Cantates françaises au Festival Ouverture de Semur-en-Auxois
Le répertoire de cantates pour une ou deux voix et petit ensemble, qui a émergé dans les deux premières décennies du XVIIIe siècle, est l'une des gloires du baroque français.
La cantate Médée de Louis-Nicolas Clérambault pousse à l'extrême le modèle de l'alternance des récitatifs et des arias, de rage, à faire trembler les os ("Courons à la vengeance") contrastant avec un air tendre ("L'amour dans ses fers") accompagné par la flûte allemande et le violon (mais sans basse, de sorte que le seul clavecin picore délicatement et exclusivement dans le registre aigu). "Cruelle fille des Enfers" s'impose en pièce maîtresse de l'œuvre, Médée appelant les filles de l'Enfer à punir sa rivale, Créuse, la fille de Créon pour laquelle Jason l'a abandonnée. L'ensemble joue alors de rythmes frémissants et très chromatiques contre les lignes vocales déchiquetées.

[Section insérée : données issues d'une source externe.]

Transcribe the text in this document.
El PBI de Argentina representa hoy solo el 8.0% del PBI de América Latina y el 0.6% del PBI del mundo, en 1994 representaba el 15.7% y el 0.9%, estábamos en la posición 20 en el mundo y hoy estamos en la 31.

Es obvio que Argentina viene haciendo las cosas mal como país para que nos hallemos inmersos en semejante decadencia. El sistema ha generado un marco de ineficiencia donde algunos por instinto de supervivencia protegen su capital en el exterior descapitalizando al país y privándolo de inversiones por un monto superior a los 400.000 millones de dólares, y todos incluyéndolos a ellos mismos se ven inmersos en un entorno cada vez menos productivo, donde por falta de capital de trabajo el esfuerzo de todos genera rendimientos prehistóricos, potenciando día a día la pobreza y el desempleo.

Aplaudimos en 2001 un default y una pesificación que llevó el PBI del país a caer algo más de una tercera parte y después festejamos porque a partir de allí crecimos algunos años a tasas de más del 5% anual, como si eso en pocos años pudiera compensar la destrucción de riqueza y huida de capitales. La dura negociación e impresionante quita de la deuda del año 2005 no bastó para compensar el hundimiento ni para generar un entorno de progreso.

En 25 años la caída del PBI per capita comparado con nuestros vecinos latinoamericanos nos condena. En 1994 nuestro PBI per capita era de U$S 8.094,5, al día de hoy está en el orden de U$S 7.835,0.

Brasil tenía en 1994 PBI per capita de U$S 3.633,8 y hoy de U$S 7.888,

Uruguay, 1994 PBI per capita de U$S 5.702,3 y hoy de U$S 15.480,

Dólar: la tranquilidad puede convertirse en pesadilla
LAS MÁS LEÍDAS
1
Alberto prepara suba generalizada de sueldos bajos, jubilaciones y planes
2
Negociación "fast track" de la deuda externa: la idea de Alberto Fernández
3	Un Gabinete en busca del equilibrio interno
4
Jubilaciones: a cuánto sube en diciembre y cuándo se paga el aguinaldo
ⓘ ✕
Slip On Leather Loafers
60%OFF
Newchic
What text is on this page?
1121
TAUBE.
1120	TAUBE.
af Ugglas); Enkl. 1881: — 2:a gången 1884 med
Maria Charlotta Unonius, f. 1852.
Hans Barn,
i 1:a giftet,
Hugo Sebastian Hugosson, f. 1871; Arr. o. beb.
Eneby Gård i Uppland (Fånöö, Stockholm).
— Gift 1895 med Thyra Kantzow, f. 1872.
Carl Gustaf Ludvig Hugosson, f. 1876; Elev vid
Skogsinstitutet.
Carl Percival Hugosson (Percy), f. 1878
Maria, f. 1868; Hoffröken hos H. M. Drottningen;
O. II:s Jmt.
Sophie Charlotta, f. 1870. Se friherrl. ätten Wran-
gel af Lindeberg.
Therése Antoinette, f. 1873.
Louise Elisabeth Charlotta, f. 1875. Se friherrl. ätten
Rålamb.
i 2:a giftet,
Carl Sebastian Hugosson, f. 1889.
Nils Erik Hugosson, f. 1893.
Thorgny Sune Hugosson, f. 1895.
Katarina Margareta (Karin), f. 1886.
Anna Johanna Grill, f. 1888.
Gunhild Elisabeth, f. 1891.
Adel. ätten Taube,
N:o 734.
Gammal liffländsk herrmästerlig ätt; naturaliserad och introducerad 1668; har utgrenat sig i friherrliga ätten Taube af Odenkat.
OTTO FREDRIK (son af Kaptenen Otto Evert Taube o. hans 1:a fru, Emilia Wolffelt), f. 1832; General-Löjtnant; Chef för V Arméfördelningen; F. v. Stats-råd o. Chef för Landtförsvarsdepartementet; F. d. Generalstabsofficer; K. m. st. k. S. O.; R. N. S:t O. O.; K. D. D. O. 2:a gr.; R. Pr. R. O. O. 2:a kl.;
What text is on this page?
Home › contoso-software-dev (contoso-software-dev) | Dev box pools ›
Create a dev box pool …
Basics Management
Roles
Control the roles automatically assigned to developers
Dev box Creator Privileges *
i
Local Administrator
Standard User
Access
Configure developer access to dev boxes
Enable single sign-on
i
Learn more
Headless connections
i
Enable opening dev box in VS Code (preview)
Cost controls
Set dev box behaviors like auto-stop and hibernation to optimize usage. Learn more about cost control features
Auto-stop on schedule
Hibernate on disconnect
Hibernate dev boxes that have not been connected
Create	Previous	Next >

La partition de Clérambault s'avère un véhicule remarquable pour les talents musicaux et dramatiques d'Emmanuelle de Negri (connue dans l'univers promu par Les Arts Florissants, mais qui charme dans tous les registres). La soprano déploie des phrasés bien planifiés – certains d'une grande beauté, d'autres, quand il le faut, d'une grande force. Sa performance est marquée par un contrôle complet de l'articulation et de la dynamique, mais c'est sa maîtrise dramatique qui lui assure le contrôle de toute la soirée, donnant une incarnation mémorable de Médée.
Renato Dolcini ouvre pour sa part le concert avec une interprétation du Mars Jaloux de Jean-Baptiste Stuck. Son baryton est fort à son avantage dans les nombreuses arias de rage virtuose, soutenues par des notes graves assurées et complétées par un doux registre aigu.
Les deux solistes lyriques unissent leurs forces dans l’Héraclite et Démocrite de Stuck, (relativement) plus connu, une juxtaposition comique des tendances stoïciennes et épicuriennes de la philosophie présocratique. Les arias solistes impressionnent mais l'alignement des deux voix complémentaires passionne.
Le concert comprend également le Tombeau de Monsieur de Lully de Jean-Féry Rebel pour l'ensemble instrumental, joué avec la passion et la dignité de son sujet. Le Théâtre du Rempart, avec toute l'intimité de ce lieu seyant à ce répertoire, reçoit le témoignage du public ayant grandement apprécié ce deuxième concert du Festival.